Tippi claims that after Hitchcock cast her as the lead in his next movie, Marnie, he became more aggressive. Her is a brief portion of Tippi’s account of an episode that occurred in Hitchcock’s office:
…he suddenly grabbed me and put his hands on me. It was sexual, it was perverse, and it was ugly, and I couldn’t have been more shocked and more repulsed. The harder I fought him, the more aggressive he became.
This paints a pretty vivid picture, despite her reluctance to delve into specifics. Suffice it to say, after completing Marnie Tippi Hedren never worked for Hitchcock again. Interestingly, she still has kind things to say about him as a director and mentor.
Tippi talks about her charity work, and about her daughter (actress Melanie Griffith), but the bulk of the book is devoted to, believe it or not, lions and tigers.
Tippi and her second husband Noel Marshall, began adopting lion cubs, with the ultimate plan of making a film about people living with big cats. The film did come to fruition after many, many years, a lot of money, and a few injuries from aggressive animals. If you have not seen the movie Roar, I suggest you check it out. The camera work is amateurish, but much of the footage is jaw-dropping. There is no doubt that you are observing real people interact with real lions and tigers.

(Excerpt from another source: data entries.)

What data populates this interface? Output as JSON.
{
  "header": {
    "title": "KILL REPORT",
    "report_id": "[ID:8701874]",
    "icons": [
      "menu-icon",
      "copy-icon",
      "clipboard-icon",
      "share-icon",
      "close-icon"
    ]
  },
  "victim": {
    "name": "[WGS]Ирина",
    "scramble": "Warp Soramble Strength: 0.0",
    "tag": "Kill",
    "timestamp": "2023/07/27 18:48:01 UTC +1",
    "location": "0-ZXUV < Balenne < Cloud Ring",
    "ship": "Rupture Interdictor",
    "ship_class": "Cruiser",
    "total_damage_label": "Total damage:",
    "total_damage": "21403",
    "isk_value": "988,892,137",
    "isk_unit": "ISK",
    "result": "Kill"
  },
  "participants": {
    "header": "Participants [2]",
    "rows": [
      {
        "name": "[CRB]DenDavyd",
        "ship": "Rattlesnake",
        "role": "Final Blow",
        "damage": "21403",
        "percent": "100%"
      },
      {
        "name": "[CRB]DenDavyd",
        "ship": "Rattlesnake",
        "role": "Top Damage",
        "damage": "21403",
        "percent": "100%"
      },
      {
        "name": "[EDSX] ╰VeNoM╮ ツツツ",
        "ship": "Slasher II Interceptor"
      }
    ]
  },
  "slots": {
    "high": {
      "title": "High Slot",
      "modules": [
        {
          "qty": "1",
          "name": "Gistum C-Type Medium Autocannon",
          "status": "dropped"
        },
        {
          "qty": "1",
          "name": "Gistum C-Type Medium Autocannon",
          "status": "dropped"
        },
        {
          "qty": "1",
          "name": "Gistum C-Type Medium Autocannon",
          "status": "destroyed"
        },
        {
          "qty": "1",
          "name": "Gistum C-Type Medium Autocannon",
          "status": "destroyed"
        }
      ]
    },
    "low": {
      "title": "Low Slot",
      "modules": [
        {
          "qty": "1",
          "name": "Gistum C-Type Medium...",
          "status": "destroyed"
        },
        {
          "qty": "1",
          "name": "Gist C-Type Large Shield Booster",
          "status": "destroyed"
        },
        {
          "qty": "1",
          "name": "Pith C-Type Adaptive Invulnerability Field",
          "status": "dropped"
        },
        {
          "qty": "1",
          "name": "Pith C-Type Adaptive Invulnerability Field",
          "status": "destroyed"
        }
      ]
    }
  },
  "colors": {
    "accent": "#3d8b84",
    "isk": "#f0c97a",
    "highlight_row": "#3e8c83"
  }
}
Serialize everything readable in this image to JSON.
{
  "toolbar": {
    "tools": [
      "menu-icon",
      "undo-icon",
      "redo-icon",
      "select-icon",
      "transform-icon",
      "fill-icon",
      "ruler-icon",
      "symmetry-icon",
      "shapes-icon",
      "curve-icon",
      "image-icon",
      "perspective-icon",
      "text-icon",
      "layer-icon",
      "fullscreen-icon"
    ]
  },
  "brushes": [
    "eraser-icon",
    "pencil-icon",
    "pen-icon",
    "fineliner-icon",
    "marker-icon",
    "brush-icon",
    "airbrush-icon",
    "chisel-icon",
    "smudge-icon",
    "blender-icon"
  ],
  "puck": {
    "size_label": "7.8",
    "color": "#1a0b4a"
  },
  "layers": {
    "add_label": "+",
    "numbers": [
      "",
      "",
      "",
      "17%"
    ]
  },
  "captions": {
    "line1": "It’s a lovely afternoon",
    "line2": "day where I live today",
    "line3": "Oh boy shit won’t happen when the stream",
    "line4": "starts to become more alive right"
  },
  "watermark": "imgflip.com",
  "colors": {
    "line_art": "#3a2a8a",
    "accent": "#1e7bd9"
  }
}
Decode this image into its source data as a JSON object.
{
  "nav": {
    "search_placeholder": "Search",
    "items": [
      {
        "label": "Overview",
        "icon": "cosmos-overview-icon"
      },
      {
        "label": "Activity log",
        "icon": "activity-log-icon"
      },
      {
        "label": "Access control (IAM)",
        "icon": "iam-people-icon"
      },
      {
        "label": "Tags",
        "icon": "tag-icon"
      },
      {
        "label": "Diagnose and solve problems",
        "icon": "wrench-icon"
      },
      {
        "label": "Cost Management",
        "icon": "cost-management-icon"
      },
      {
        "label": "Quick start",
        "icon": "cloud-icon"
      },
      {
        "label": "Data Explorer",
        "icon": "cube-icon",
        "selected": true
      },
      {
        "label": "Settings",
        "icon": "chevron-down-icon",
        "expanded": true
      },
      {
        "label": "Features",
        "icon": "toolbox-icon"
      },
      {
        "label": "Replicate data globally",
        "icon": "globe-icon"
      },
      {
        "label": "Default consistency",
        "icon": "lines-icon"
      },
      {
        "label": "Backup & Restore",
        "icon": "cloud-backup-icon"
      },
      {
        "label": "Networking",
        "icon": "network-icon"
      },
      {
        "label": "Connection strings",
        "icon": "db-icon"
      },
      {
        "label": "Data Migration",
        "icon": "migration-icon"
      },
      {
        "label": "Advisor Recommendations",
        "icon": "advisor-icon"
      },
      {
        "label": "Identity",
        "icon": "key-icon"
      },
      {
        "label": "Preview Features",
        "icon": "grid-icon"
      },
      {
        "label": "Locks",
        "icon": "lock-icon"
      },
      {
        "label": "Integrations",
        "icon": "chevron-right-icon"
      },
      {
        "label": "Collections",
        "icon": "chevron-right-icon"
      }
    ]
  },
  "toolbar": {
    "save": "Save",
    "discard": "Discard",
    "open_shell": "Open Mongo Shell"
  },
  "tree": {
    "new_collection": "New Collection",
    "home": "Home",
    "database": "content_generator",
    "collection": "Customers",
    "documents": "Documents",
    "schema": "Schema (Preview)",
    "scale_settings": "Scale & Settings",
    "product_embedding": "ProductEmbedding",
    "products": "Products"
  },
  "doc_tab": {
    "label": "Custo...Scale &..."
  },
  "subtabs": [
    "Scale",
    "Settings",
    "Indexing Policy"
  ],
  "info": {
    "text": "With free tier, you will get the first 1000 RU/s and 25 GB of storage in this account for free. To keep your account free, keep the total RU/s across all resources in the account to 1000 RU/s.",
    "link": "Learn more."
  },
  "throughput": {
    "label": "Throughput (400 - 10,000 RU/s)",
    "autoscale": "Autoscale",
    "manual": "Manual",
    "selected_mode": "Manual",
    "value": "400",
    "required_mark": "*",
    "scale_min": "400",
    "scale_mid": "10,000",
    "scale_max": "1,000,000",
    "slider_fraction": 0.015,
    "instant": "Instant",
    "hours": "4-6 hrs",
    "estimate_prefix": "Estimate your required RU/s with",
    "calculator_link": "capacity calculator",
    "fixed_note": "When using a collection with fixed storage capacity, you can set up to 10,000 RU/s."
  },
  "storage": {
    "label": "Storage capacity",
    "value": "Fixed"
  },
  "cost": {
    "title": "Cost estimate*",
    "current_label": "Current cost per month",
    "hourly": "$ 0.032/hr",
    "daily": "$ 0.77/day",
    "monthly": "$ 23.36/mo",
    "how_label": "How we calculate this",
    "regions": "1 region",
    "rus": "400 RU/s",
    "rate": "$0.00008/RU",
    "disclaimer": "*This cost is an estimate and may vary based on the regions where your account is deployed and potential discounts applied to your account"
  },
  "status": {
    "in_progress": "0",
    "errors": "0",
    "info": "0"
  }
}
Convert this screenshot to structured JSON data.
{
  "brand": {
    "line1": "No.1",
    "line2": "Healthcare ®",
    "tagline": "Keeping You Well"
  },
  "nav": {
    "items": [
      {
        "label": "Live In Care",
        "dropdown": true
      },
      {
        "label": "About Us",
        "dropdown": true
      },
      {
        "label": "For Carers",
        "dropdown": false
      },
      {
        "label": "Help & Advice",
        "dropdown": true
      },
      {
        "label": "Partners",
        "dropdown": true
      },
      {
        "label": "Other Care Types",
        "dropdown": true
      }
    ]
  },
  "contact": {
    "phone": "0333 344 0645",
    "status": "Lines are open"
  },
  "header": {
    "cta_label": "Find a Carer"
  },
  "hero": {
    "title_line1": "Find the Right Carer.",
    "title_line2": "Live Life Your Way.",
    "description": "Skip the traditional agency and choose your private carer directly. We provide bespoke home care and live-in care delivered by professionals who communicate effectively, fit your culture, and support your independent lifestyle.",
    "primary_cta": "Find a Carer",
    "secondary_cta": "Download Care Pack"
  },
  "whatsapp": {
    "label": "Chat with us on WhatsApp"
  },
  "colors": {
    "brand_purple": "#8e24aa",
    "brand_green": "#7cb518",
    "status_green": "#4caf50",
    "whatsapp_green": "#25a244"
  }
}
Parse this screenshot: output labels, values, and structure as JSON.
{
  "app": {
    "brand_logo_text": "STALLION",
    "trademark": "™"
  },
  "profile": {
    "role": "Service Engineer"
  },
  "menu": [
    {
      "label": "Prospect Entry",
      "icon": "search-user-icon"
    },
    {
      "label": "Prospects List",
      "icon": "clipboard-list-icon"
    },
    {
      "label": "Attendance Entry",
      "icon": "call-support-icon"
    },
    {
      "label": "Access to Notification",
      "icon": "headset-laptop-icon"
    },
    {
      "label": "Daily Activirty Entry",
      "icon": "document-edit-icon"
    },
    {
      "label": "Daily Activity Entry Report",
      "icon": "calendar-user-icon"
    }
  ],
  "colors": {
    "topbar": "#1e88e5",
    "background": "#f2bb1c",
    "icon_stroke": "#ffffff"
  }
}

The bulk of the book deals with the big cats, and these chapters are charming indeed. It’s surreal to read about a lion cub wandering through a Sherman Oaks neighborhood, or two lions peeking over a fence at the neighbor, or coming home to find three lion cubs dragging a king size mattress out a sliding glass door! Eventually, Tippi and Noel would buy a compound, where the movie would be shot. And that compound still exists today as Shambala, a non-profit preserve for big cats. What began as a crazy idea about a film ended up becoming Tippi’s life work. Tippi presents herself as a very grounded, and grateful woman, with an interesting life story. This is definitely unlike any other Hollywood memoir I’ve ever read. Recommended.